Feeding her dogs, playing with them, and walking them gives Lydia a sense of routine. But it also provides her with a reason to get out of the house.

“My dogs have saved me from the loneliness a brain injury can cause.”

Alice and Digby

Alice with the life-saving Digby

Alice Ashton, 61, owes her life after brain injury to her Boxer/Labrador Cross, called Digby.

On a cold, wet January day, Alice was walking Digby when she collapsed behind parked cars having suffered a brain haemorrhage. A passenger in a passing car noticed Digby jumping up and down and went over to investigate, and found Alice on the floor.
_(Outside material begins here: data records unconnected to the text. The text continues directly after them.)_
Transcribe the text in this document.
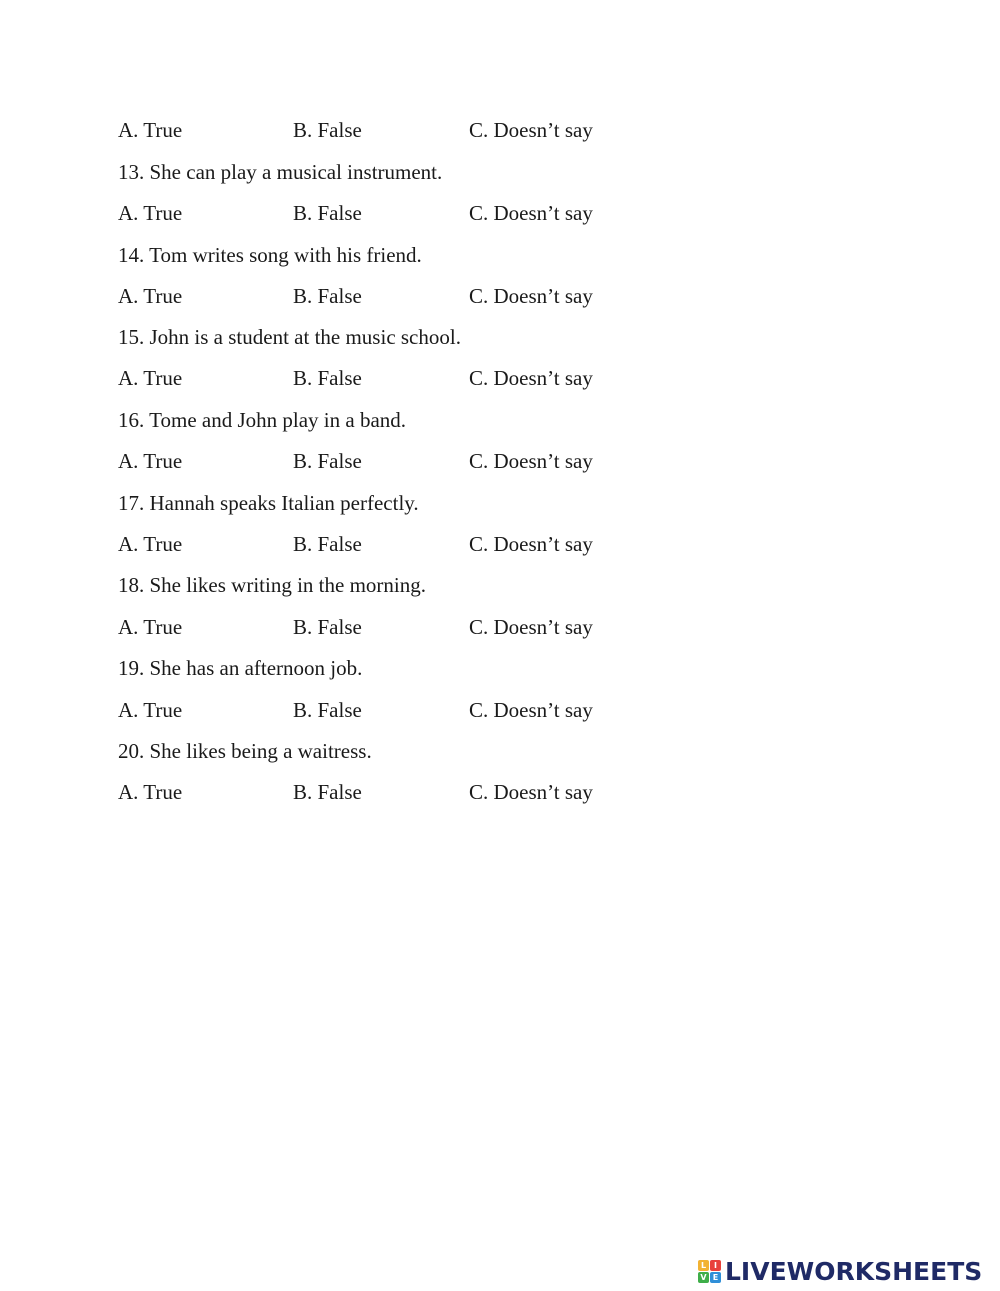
A. True	B. False	C. Doesn’t say
13. She can play a musical instrument.
A. True	B. False	C. Doesn’t say
14. Tom writes song with his friend.
A. True	B. False	C. Doesn’t say
15. John is a student at the music school.
A. True	B. False	C. Doesn’t say
16. Tome and John play in a band.
A. True	B. False	C. Doesn’t say
17. Hannah speaks Italian perfectly.
A. True	B. False	C. Doesn’t say
18. She likes writing in the morning.
A. True	B. False	C. Doesn’t say
19. She has an afternoon job.
A. True	B. False	C. Doesn’t say
20. She likes being a waitress.
A. True	B. False	C. Doesn’t say
L I
V E LIVEWORKSHEETS
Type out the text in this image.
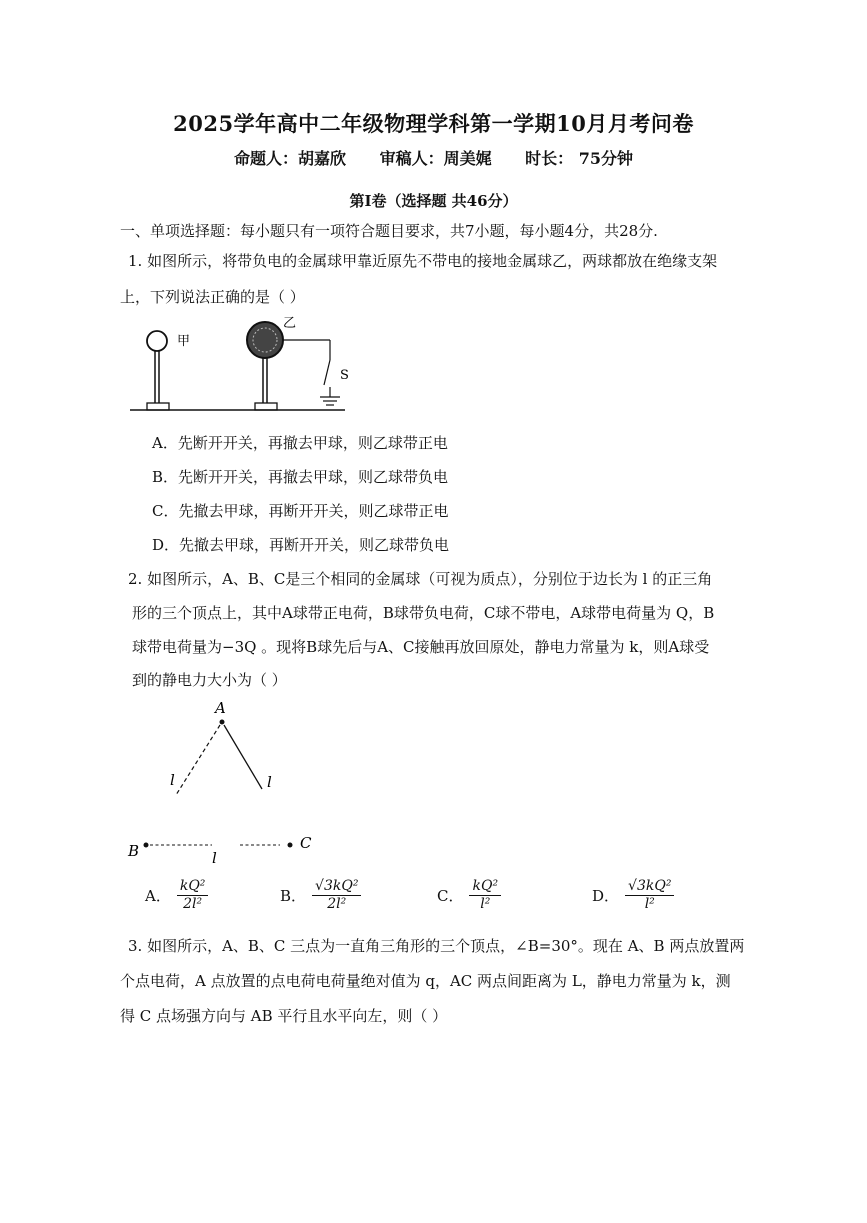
2025学年高中二年级物理学科第一学期10月月考问卷
命题人：胡嘉欣 审稿人：周美娓 时长： 75分钟
第Ⅰ卷（选择题 共46分）
一、单项选择题：每小题只有一项符合题目要求，共7小题，每小题4分，共28分.
1. 如图所示，将带负电的金属球甲靠近原先不带电的接地金属球乙，两球都放在绝缘支架
上，下列说法正确的是（ ）
甲
乙
S
A．先断开开关，再撤去甲球，则乙球带正电
B．先断开开关，再撤去甲球，则乙球带负电
C．先撤去甲球，再断开开关，则乙球带正电
D．先撤去甲球，再断开开关，则乙球带负电
2. 如图所示，A、B、C是三个相同的金属球（可视为质点），分别位于边长为 l 的正三角
形的三个顶点上，其中A球带正电荷，B球带负电荷，C球不带电，A球带电荷量为 Q，B
球带电荷量为−3Q 。现将B球先后与A、C接触再放回原处，静电力常量为 k，则A球受
到的静电力大小为（ ）
A
l	l
B	C
l
A． $\frac{\text{kQ²}}{\text{2l²}}$	B． $\frac{\text{√3kQ²}}{\text{2l²}}$	C． $\frac{\text{kQ²}}{\text{l²}}$	D． $\frac{\text{√3kQ²}}{\text{l²}}$
3. 如图所示，A、B、C 三点为一直角三角形的三个顶点，∠B=30°。现在 A、B 两点放置两
个点电荷，A 点放置的点电荷电荷量绝对值为 q，AC 两点间距离为 L，静电力常量为 k，测
得 C 点场强方向与 AB 平行且水平向左，则（ ）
“He is quite literally my lifesaver,” said Alice. “When I first came home after my brain injury I was quite weepy. Digby would get on the sofa, rest his head on my shoulder and look at me as if to say ‘It’s alright, Mum’.

“He gives me reassurance. I wouldn’t be without him.”

Tom and Stanley

Stanley: Loyal, gentle...and soppy!

Tom Wright found it hard to accept how his brain injury had changed him after he was involved in a motorbike accident in 2012.

But, like others have reported, his Sprocker Spaniel Stanley gives him a reason to get up in the morning.

“I had a difficult time after my brain injury,” said Tom. “Stanley helped to motivate me because I needed to get up to feed him, walk him, and let him out to go to the toilet.

“A spaniel isn’t a breed everyone could cope with. I often say he’s on Duracell Plus batteries because he doesn’t get tired no matter what I get him to do.

“Without Stanley, I wouldn’t be the person I am today. He has become my best friend.

“He loves a fuss. He is so loyal, gentle and just a soft, soppy dog.”

Azra and Jazz

Azra Harte, 39, has owned her four-year old Cavalier King Charles Spaniel Jazz since he was a puppy.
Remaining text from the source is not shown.